Will they find an adequate job? Will it pay enough to cover their monthly student loan payments? Will they have to move back in with their parents? Or hide out in grad school? Will things get better by graduation day?
The issues that college students are passionate about vary from campus to campus, region to region, and major to major. Something that is consistent: student loan debt. At least two-thirds of students at four-year universities take on debt to pay for school, according to FinAid.org, and the total amount of outstanding student loan debt passed the $1 trillion mark last year.
Obama and Romney have both supported extending the College Cost Reduction and Access Act, which is set to expire this summer and lowered the interest rate on federal student loans from 6.8 percent to 3.4 percent. It’s unclear what Congress will do, and the Post has reported that many Republican lawmakers have balked at the $6 billion price tag attached to a one-year extension.
Meanwhile, Romney has also been appealing to young voters and recent college graduates who are faced with a bleak job market.
“I think young voters in this country have to vote for me if they’re really thinking of what’s in the best interest of the country and what’s in their personal best interest, because the president’s policies have led to extraordinary statistics,” Romney said during a press conference on Monday.
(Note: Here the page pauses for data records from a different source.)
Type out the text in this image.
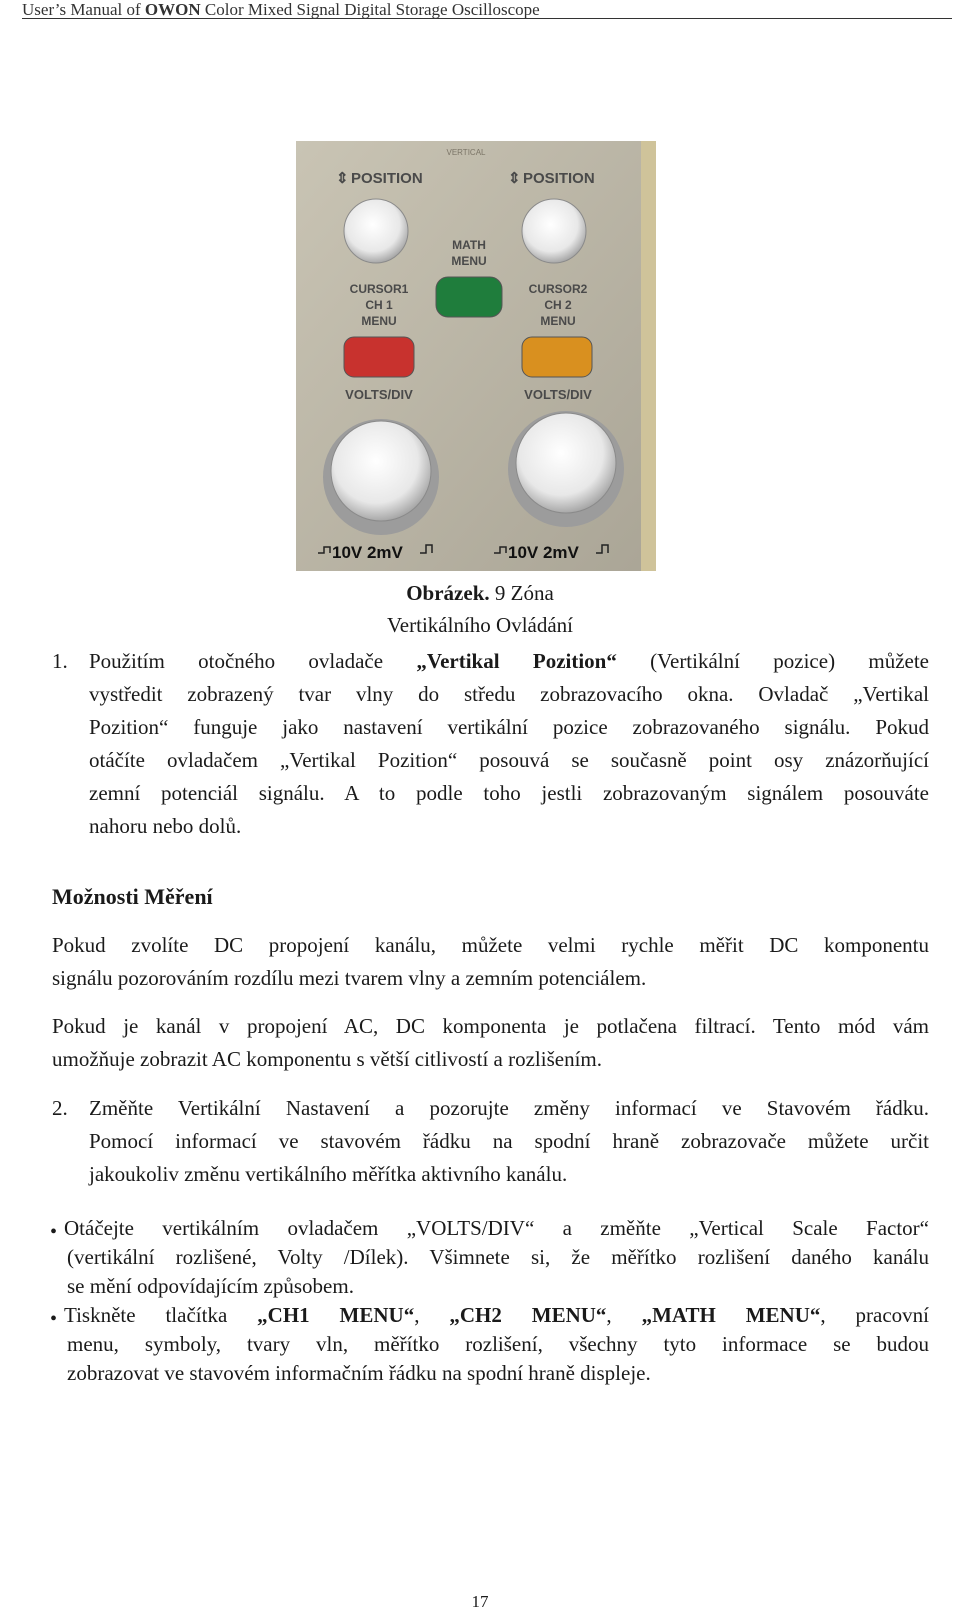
User’s Manual of OWON Color Mixed Signal Digital Storage Oscilloscope
VERTICAL
⇕ POSITION
CURSOR1
CH 1
MENU
VOLTS/DIV
10V 2mV
MATH
MENU
⇕ POSITION
CURSOR2
CH 2
MENU
VOLTS/DIV
10V 2mV
Obrázek. 9 Zóna
Vertikálního Ovládání
1. Použitím otočného ovladače „Vertikal Pozition“ (Vertikální pozice) můžete
vystředit zobrazený tvar vlny do středu zobrazovacího okna. Ovladač „Vertikal
Pozition“ funguje jako nastavení vertikální pozice zobrazovaného signálu. Pokud
otáčíte ovladačem „Vertikal Pozition“ posouvá se současně point osy znázorňující
zemní potenciál signálu. A to podle toho jestli zobrazovaným signálem posouváte
nahoru nebo dolů.
Možnosti Měření
Pokud zvolíte DC propojení kanálu, můžete velmi rychle měřit DC komponentu
signálu pozorováním rozdílu mezi tvarem vlny a zemním potenciálem.
Pokud je kanál v propojení AC, DC komponenta je potlačena filtrací. Tento mód vám
umožňuje zobrazit AC komponentu s větší citlivostí a rozlišením.
2. Změňte Vertikální Nastavení a pozorujte změny informací ve Stavovém řádku.
Pomocí informací ve stavovém řádku na spodní hraně zobrazovače můžete určit
jakoukoliv změnu vertikálního měřítka aktivního kanálu.
• Otáčejte vertikálním ovladačem „VOLTS/DIV“ a změňte „Vertical Scale Factor“
(vertikální rozlišené, Volty /Dílek). Všimnete si, že měřítko rozlišení daného kanálu
se mění odpovídajícím způsobem.
• Tiskněte tlačítka „CH1 MENU“, „CH2 MENU“, „MATH MENU“, pracovní
menu, symboly, tvary vln, měřítko rozlišení, všechny tyto informace se budou
zobrazovat ve stavovém informačním řádku na spodní hraně displeje.
17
In addition to the 20-somethings who were old enough to vote during the last election, there’s a new wave of college voters who were under 18 in 2008. Senior White House officials told The Post on Monday that a key goal of Obama’s re-election campaign is to register as many of these young voters as possible.
Schriver said many of these first-time voters have likely watched the struggles of their older brothers and sisters, some of whom might be unemployed or underemployed and living back at home. For them, the worries are greater than just student loan debt.
“They are worried about how they are going to be able to pay the bills, to support themselves,” said Schriver, who graduated in late 2010. “It’s jobs, jobs, jobs.”